So I went to the President's office, and there sat Brother Teasdale, and all of the ten Apostles, and the Presidency of the Church, and also Seymour B. Young and the members of the Seven Presidents of the Seventies. And the revelation was read calling Brother Teasedale and myself to the apostleship, and Brother Seymour B. Young to be one of the Seven Presidents of the Seventies.
Brother Teasdale was blessed by President John Taylor, and George Q. Cannon blessed me.
After the meeting I said to Brother Teasdale, "I know what you were going to say to me on the sixth of October when you happened to choke half to death and then went into the meeting."
He said, "Oh, no, you don't."
"Yes, I do," and I repeated it: "You and I are going to be called to the apostleship."
He said, "Well, that is what I was going to say, and then it occurred to me that I had no right to tell it, that I had received a manifestation from the Lord." He said, "Heber, I have suffered the tortures of the damned for ten days, thinking I could not tell the difference between a manifestation from the Lord and one from the devil, that the devil had deceived me."
I said, "I have not suffered like that, but I never prayed so hard in my life for anything as I did that the Lord would forgive me for the egotism of thinking that I was fit to be an apostle, and that I was ready to go into that meeting ten days ago and vote for myself to be an apostle."
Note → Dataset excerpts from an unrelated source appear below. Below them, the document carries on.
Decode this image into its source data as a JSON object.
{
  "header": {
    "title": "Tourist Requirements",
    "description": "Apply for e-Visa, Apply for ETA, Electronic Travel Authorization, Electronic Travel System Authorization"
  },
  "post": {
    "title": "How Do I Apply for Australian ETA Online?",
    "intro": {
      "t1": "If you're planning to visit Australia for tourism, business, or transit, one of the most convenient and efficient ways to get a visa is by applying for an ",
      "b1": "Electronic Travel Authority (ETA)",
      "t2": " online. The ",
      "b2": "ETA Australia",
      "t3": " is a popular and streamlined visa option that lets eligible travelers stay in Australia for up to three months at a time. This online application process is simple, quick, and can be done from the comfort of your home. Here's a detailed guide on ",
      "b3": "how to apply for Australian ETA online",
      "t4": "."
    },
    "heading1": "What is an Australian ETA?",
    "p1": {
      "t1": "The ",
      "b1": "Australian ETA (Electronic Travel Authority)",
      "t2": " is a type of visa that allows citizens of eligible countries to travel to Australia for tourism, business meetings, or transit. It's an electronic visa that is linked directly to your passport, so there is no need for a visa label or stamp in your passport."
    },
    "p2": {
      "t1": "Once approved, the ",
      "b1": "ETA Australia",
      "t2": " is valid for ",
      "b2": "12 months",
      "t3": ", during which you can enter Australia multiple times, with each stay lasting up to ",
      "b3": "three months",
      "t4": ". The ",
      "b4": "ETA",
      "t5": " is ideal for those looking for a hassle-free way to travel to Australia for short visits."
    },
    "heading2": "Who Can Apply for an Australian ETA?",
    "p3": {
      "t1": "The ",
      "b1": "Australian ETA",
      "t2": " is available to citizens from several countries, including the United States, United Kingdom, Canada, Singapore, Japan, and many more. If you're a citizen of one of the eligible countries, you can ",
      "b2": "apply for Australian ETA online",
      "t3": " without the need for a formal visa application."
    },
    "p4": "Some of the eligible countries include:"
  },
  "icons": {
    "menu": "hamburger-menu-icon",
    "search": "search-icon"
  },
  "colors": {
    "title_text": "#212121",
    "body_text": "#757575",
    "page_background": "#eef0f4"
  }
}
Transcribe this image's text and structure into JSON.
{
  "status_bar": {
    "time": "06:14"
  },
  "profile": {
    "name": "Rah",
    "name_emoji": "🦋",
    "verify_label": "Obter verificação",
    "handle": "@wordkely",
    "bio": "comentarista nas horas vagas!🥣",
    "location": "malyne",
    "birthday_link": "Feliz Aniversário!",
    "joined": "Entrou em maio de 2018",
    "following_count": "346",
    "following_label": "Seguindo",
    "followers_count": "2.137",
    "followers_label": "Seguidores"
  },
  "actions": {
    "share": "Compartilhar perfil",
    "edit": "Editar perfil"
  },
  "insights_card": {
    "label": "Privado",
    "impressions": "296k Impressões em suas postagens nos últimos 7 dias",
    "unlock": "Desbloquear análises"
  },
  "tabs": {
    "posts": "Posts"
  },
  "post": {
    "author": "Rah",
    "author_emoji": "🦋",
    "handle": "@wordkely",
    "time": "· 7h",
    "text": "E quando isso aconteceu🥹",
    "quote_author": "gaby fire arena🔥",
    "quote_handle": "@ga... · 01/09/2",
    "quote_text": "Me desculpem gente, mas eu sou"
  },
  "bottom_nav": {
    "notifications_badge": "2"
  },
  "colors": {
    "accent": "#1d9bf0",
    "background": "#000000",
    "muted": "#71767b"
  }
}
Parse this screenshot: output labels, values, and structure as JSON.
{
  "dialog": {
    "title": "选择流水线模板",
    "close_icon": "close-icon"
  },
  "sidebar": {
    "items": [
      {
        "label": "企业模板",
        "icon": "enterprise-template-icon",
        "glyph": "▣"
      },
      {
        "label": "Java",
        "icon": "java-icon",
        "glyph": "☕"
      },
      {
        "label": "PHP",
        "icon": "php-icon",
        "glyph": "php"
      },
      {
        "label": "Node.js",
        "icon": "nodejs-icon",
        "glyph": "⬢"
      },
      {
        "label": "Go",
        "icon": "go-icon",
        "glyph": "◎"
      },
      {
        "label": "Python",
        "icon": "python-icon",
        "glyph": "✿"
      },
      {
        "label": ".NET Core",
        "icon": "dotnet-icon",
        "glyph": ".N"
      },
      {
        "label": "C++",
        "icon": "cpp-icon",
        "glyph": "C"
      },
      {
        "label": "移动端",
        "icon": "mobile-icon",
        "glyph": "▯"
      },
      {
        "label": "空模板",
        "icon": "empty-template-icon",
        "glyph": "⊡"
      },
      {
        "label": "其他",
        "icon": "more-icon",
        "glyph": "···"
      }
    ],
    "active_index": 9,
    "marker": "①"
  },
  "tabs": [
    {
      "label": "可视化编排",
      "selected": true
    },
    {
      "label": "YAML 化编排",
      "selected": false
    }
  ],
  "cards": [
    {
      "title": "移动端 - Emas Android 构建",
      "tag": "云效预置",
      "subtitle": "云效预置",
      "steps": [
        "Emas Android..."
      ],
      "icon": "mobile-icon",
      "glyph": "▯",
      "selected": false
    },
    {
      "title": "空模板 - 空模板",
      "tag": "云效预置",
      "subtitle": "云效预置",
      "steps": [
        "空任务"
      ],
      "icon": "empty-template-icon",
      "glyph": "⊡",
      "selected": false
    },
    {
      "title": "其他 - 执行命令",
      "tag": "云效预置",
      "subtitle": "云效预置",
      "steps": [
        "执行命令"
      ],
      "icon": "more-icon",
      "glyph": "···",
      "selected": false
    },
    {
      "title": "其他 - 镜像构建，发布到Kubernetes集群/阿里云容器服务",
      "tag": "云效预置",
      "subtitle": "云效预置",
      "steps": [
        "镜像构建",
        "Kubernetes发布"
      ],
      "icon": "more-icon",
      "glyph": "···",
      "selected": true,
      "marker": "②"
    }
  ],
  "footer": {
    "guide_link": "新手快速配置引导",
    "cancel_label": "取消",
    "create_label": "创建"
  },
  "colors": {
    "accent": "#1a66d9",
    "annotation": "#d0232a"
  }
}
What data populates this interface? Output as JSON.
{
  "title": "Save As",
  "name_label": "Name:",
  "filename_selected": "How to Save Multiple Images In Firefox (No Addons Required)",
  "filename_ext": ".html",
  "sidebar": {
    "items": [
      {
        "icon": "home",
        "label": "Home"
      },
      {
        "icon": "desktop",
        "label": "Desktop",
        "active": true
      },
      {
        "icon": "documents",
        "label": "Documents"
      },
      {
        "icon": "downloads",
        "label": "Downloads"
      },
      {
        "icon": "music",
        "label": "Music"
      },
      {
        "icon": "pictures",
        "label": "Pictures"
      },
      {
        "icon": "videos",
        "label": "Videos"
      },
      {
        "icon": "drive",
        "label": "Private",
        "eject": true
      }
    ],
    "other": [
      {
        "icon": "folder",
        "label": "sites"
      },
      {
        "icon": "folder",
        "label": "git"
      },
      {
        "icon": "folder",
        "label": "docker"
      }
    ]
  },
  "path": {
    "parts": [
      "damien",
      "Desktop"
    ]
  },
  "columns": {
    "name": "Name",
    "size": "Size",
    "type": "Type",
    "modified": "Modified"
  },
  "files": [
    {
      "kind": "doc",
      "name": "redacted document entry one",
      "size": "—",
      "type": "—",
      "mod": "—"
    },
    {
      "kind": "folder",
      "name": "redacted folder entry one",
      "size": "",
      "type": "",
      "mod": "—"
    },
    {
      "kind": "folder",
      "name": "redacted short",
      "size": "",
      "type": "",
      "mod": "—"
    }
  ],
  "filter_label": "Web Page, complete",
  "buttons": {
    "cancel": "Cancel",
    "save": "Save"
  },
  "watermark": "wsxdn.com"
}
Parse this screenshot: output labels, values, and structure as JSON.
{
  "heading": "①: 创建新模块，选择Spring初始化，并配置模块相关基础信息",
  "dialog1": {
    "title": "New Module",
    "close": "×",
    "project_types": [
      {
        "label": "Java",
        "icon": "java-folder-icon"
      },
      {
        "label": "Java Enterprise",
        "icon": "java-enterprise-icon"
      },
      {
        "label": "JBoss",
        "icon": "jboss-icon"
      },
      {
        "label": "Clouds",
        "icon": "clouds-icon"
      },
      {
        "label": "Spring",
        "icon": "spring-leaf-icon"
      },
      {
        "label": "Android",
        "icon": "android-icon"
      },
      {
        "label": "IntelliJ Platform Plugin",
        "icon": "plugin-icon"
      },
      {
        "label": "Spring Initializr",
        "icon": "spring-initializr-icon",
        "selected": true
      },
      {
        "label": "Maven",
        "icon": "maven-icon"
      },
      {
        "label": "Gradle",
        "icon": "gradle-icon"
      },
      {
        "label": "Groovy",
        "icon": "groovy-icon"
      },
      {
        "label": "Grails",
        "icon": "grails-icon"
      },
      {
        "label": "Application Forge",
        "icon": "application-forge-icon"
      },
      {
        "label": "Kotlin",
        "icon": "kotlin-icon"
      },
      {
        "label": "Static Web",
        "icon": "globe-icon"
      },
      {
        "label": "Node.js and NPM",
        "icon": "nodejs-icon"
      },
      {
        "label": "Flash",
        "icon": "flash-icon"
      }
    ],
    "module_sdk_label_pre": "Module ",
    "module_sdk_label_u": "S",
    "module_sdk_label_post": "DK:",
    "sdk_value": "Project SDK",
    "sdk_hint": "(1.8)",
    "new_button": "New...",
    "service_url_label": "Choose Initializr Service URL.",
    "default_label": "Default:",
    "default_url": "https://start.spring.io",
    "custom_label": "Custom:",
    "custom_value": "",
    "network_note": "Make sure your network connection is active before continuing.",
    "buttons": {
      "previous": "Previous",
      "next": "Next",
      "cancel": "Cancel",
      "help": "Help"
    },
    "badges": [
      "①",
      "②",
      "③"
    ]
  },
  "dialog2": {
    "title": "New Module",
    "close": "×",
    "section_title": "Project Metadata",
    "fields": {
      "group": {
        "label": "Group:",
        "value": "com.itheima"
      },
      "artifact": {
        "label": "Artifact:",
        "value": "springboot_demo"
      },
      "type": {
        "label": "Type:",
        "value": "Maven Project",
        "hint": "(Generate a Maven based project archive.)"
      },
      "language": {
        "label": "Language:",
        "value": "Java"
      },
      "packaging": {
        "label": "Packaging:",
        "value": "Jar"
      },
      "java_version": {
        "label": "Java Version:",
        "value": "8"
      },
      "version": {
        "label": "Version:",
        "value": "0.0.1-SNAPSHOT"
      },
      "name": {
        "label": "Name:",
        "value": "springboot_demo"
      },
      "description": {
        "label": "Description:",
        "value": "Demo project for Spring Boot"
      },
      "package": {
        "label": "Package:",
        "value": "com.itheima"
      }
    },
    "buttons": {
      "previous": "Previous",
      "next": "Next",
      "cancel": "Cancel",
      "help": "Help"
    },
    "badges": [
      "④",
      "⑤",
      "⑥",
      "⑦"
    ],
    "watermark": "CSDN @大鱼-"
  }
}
I was a very unhappy man from October until February. For the next four months whenever I would bear my testimony of the divinity of the Savior, there seemed to be a voice that would say: "You lie, because you have never seen Him." One of the brethren had made the remark that unless a man had seen the Lamb of God—that was his expression—he was not fit to be an apostle. This feeling that I have mentioned would follow me. I would wake up in the night with the impression: "You do not know that Jesus is the Christ, the Son of God, because you have never seen Him," and the same feeling would come to me when I would preach and bear testimony. It worried me from October until the following February.
I was in Arizona in February, traveling with Brigham Young, Jr., and a number of other brethren, visiting the Navajo Indians and the Moki Indians. Several of our party were riding in "White Tops" and several on horseback. I was in the rear of the party with Brother Lot Smith. He was on a big fine iron-grey horse, and I was on a small mule that I had discovered was the easiest and best riding animal I had ever straddled.
We were going due east when the road changed and went almost north, but there was a trail ahead of us, and I said, "Hold on, Lot; stop."
I said, "Brother Smith, where does this trail lead?"
He said, "It leads to a great gully just a short distance away, and no team can possibly travel over it. We have to make a regular mule shoe of a ride to get to the other side of the gully'"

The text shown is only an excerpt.